What about double tax treaties? Hungary is expected to conclude such treaties with several more countries including well-known tax havens. Thus, there are no 100% secure offshore refuges that shelter tax dodging and money laundering any more, says Jalsovszky. A “glimmer of hope” for tax evaders is that information exchange based on these treaties does not work efficiently in practice due to a lack of capacity on the part of the tax authorities. In addition, many countries do not take this seriously enough or obstruct the whole procedure outright by providing too general or simply useless information, such as, for instance, Cyprus. Finally, initiatives to fight tax evasion are hampered by conflict of interest, and there will always be one way or another to hide the assets of the wealthiest elite.
Where do tax dodgers try to hide their money in the current regulatory environment? While there are no safe bets, Jalsovszky observed three main tendencies. Some still have faith in the distant exotic tax paradises. They believe that no matter how many treaties they sign, these countries will always do their best to sabotage information exchange. Another direction is Singapore and Hong Kong. Both countries are strong and well able to protect their own interests. In addition, they are far away from both the EU and the United States.
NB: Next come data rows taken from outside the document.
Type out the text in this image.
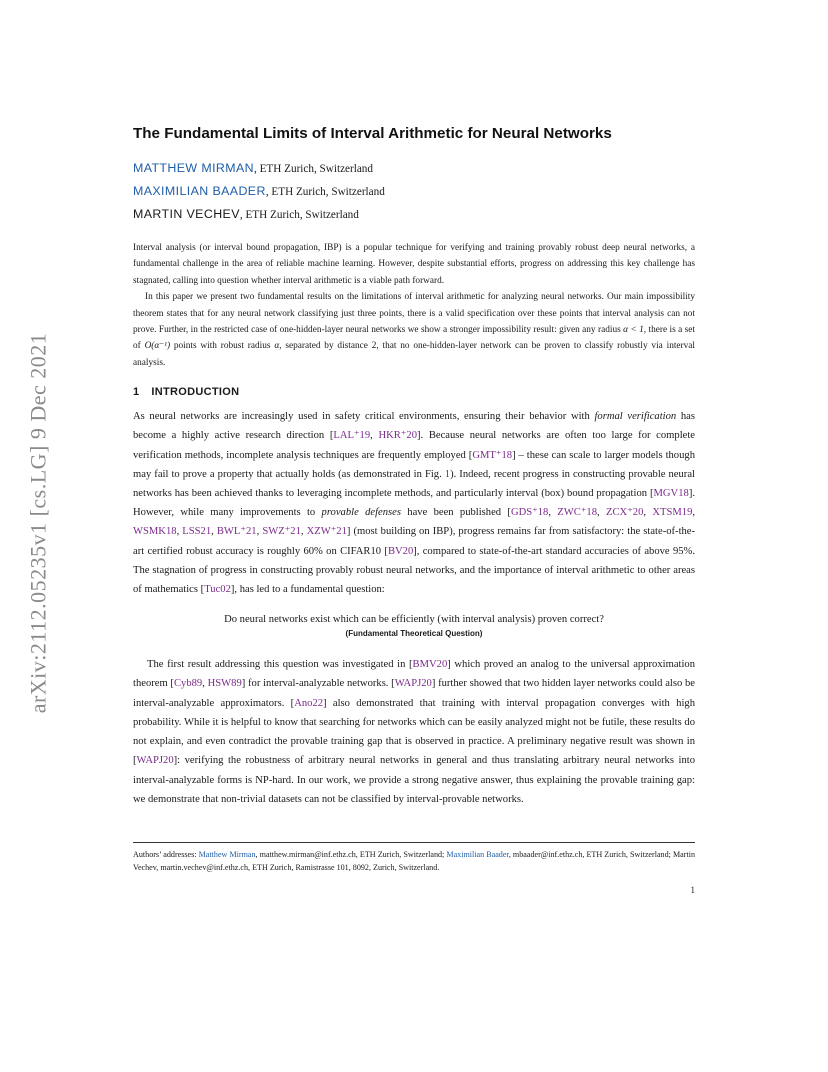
arXiv:2112.05235v1 [cs.LG] 9 Dec 2021
The Fundamental Limits of Interval Arithmetic for Neural Networks
MATTHEW MIRMAN, ETH Zurich, Switzerland
MAXIMILIAN BAADER, ETH Zurich, Switzerland
MARTIN VECHEV, ETH Zurich, Switzerland

Interval analysis (or interval bound propagation, IBP) is a popular technique for verifying and training provably robust deep neural networks, a fundamental challenge in the area of reliable machine learning. However, despite substantial efforts, progress on addressing this key challenge has stagnated, calling into question whether interval arithmetic is a viable path forward.

In this paper we present two fundamental results on the limitations of interval arithmetic for analyzing neural networks. Our main impossibility theorem states that for any neural network classifying just three points, there is a valid specification over these points that interval analysis can not prove. Further, in the restricted case of one-hidden-layer neural networks we show a stronger impossibility result: given any radius α < 1, there is a set of O(α⁻¹) points with robust radius α, separated by distance 2, that no one-hidden-layer network can be proven to classify robustly via interval analysis.

1 INTRODUCTION

As neural networks are increasingly used in safety critical environments, ensuring their behavior with formal verification has become a highly active research direction [LAL⁺19, HKR⁺20]. Because neural networks are often too large for complete verification methods, incomplete analysis techniques are frequently employed [GMT⁺18] – these can scale to larger models though may fail to prove a property that actually holds (as demonstrated in Fig. 1). Indeed, recent progress in constructing provable neural networks has been achieved thanks to leveraging incomplete methods, and particularly interval (box) bound propagation [MGV18]. However, while many improvements to provable defenses have been published [GDS⁺18, ZWC⁺18, ZCX⁺20, XTSM19, WSMK18, LSS21, BWL⁺21, SWZ⁺21, XZW⁺21] (most building on IBP), progress remains far from satisfactory: the state-of-the-art certified robust accuracy is roughly 60% on CIFAR10 [BV20], compared to state-of-the-art standard accuracies of above 95%. The stagnation of progress in constructing provably robust neural networks, and the importance of interval arithmetic to other areas of mathematics [Tuc02], has led to a fundamental question:

Do neural networks exist which can be efficiently (with interval analysis) proven correct?
(Fundamental Theoretical Question)

The first result addressing this question was investigated in [BMV20] which proved an analog to the universal approximation theorem [Cyb89, HSW89] for interval-analyzable networks. [WAPJ20] further showed that two hidden layer networks could also be interval-analyzable approximators. [Ano22] also demonstrated that training with interval propagation converges with high probability. While it is helpful to know that searching for networks which can be easily analyzed might not be futile, these results do not explain, and even contradict the provable training gap that is observed in practice. A preliminary negative result was shown in [WAPJ20]: verifying the robustness of arbitrary neural networks in general and thus translating arbitrary neural networks into interval-analyzable forms is NP-hard. In our work, we provide a strong negative answer, thus explaining the provable training gap: we demonstrate that non-trivial datasets can not be classified by interval-provable networks.

Authors’ addresses: Matthew Mirman, matthew.mirman@inf.ethz.ch, ETH Zurich, Switzerland; Maximilian Baader, mbaader@inf.ethz.ch, ETH Zurich, Switzerland; Martin Vechev, martin.vechev@inf.ethz.ch, ETH Zurich, Ramistrasse 101, 8092, Zurich, Switzerland.

1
The third tendency is moving assets to the aforementioned Austria.
The other main issue ‘tax planners’ face is how to bring the money back home. In the past few years, there has always been some kind of amnesty available. The latest option, the Stability Savings Account (SSA), is an amnesty that offends several legal principles, pointed out Jalsovszky. He believes that this amnesty is not sustainable in the long run as it represents a gaping loophole. SSA holders may benefit from tax exemptions, while they do not have to justify the origin of these assets. At least HUF 5 million has to be deposited and the same individual can open an unlimited number of accounts. Tax liability arises only when a part or the total sum is withdrawn from the account, however, if this happens after more than five years, the income is fully tax exempt.
Other popular solutions include taking director’s fees from companies outside the EU or changing tax residency by moving to Malta for a year or two.